The last wild wolf in Scotland was shot dead in 1680.
Now there are plans to bring wolves back.
What do we think of that?
Well, it’s a fascinating issue and one that gets to the heart of what the outdoors and the natural wilderness environment are all about.
Should they be preserved ‘in aspic’, largely for the benefit of those who currently enjoy the wilderness, or should they be returned to their original state, before humans controlled and changed things?
It’s a tricky one.
The owner of the Alladale estates, 50 miles north of Inverness is Paul Lister. Since buying the land in 2003 he’s slowly started to create a wilderness reserve. He’s reintroduced wild boar and elk onto his estate and now he wants wild wolves to roam free.
Well, to a point.
Inspired by the release of wolves in Yellowstone Park, his plan is to allow them complete freedom within a 50,000 acres area that will be fenced off.
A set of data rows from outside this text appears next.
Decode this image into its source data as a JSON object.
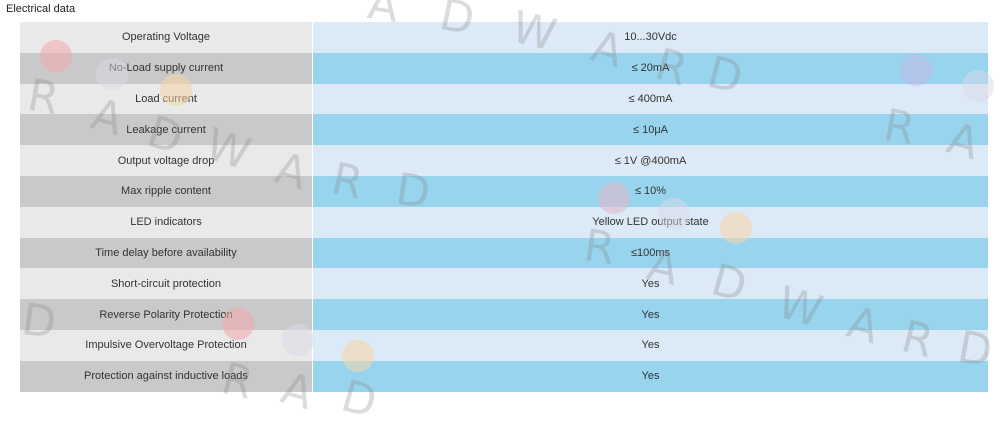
{
  "section_title": "Electrical data",
  "rows": [
    {
      "label": "Operating Voltage",
      "value": "10...30Vdc"
    },
    {
      "label": "No-Load supply current",
      "value": "≤ 20mA"
    },
    {
      "label": "Load current",
      "value": "≤ 400mA"
    },
    {
      "label": "Leakage current",
      "value": "≤ 10μA"
    },
    {
      "label": "Output voltage drop",
      "value": "≤ 1V @400mA"
    },
    {
      "label": "Max ripple content",
      "value": "≤ 10%"
    },
    {
      "label": "LED indicators",
      "value": "Yellow LED output state"
    },
    {
      "label": "Time delay before availability",
      "value": "≤100ms"
    },
    {
      "label": "Short-circuit protection",
      "value": "Yes"
    },
    {
      "label": "Reverse Polarity Protection",
      "value": "Yes"
    },
    {
      "label": "Impulsive Overvoltage Protection",
      "value": "Yes"
    },
    {
      "label": "Protection against inductive loads",
      "value": "Yes"
    }
  ],
  "colors": {
    "label_light": "#e9e9e9",
    "label_dark": "#c9c9c9",
    "value_light": "#dce9f6",
    "value_dark": "#99d4ef"
  },
  "watermark": {
    "text": "RADWARD",
    "letters": [
      "A",
      "D",
      "W",
      "A",
      "R",
      "D",
      "R",
      "A",
      "D",
      "W",
      "A",
      "R",
      "D",
      "R",
      "A",
      "R",
      "A",
      "D",
      "W",
      "A",
      "R",
      "D",
      "D",
      "R",
      "A",
      "D"
    ],
    "dot_colors": [
      "#f3a6ac",
      "#f6d6a6",
      "#d9d9e6",
      "#c9d4f2"
    ]
  }
}
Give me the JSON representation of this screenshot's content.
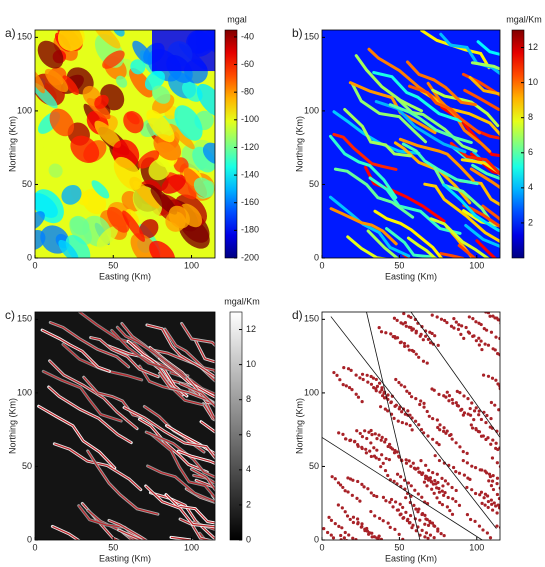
{
  "chart_data": [
    {
      "type": "heatmap",
      "panel_label": "a)",
      "xlabel": "Easting (Km)",
      "ylabel": "Northing (Km)",
      "xlim": [
        0,
        115
      ],
      "xticks": [
        0,
        50,
        100
      ],
      "ylim": [
        0,
        155
      ],
      "yticks": [
        0,
        50,
        100,
        150
      ],
      "colormap": "jet",
      "colorbar": {
        "label": "mgal",
        "lim": [
          -200,
          -35
        ],
        "ticks": [
          -40,
          -60,
          -80,
          -100,
          -120,
          -140,
          -160,
          -180,
          -200
        ]
      }
    },
    {
      "type": "heatmap",
      "panel_label": "b)",
      "xlabel": "Easting (Km)",
      "ylabel": "Northing (Km)",
      "xlim": [
        0,
        115
      ],
      "xticks": [
        0,
        50,
        100
      ],
      "ylim": [
        0,
        155
      ],
      "yticks": [
        0,
        50,
        100,
        150
      ],
      "colormap": "jet",
      "colorbar": {
        "label": "mgal/Km",
        "lim": [
          0,
          13
        ],
        "ticks": [
          2,
          4,
          6,
          8,
          10,
          12
        ]
      }
    },
    {
      "type": "heatmap",
      "panel_label": "c)",
      "xlabel": "Easting (Km)",
      "ylabel": "Northing (Km)",
      "xlim": [
        0,
        115
      ],
      "xticks": [
        0,
        50,
        100
      ],
      "ylim": [
        0,
        155
      ],
      "yticks": [
        0,
        50,
        100,
        150
      ],
      "colormap": "gray",
      "colorbar": {
        "label": "mgal/Km",
        "lim": [
          0,
          13
        ],
        "ticks": [
          0,
          2,
          4,
          6,
          8,
          10,
          12
        ]
      }
    },
    {
      "type": "map",
      "panel_label": "d)",
      "xlabel": "Easting (Km)",
      "ylabel": "Northing (Km)",
      "xlim": [
        0,
        115
      ],
      "xticks": [
        0,
        50,
        100
      ],
      "ylim": [
        0,
        155
      ],
      "yticks": [
        0,
        50,
        100,
        150
      ]
    }
  ]
}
He argues that this is true conservation, and that most landowners in the Highlands of Scotland are more interested in managing the land to milk the lucrative hunting industry, rather than create and preserve the natural environment.
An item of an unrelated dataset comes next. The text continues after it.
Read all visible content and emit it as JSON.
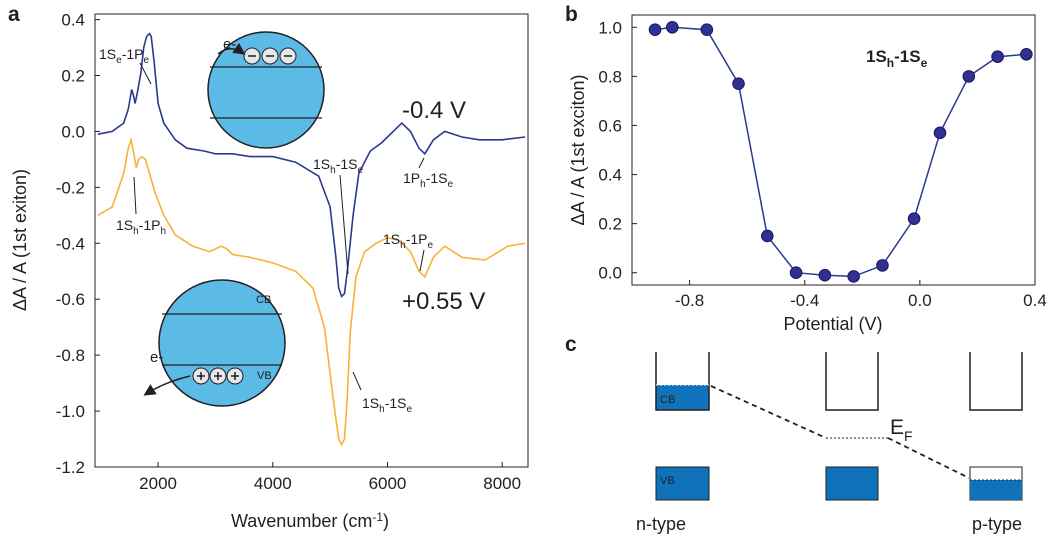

The counter argument is that wild wolves are probably a step too far, and too soon. Although a 9 foot fence would be in place, what would happen if it was breached? Wolves have no predator so how will they be managed? And would it also mean limiting access to Glen Alladale and Glen Mor to hikers and nature lovers generally?
The Wolves and Humans Foundation , a UK charity dedicated to the preservation of wolves, lynx an other large European carnivores, takes the middle way: it argues that before wolves are returned to Scotland, efforts should be concentrated on restoring them to other areas of continental Europe.
Lister’s plans have been mooted for some time. He’s now trying to speed things up, saying he wants a firm plan in place by the end of 2018.
The problem for Lister is that his vision and determination is matched by a wide range of lobbies and interests who don’t exactly see eye-to-eye with him on this issue.
Ultimately, only Scottish Nature has the power and clout to make this happen, and it’s very unlikely they will give the go-ahead for such a bold and controversial scheme.
It’s a story worth following…watch this space.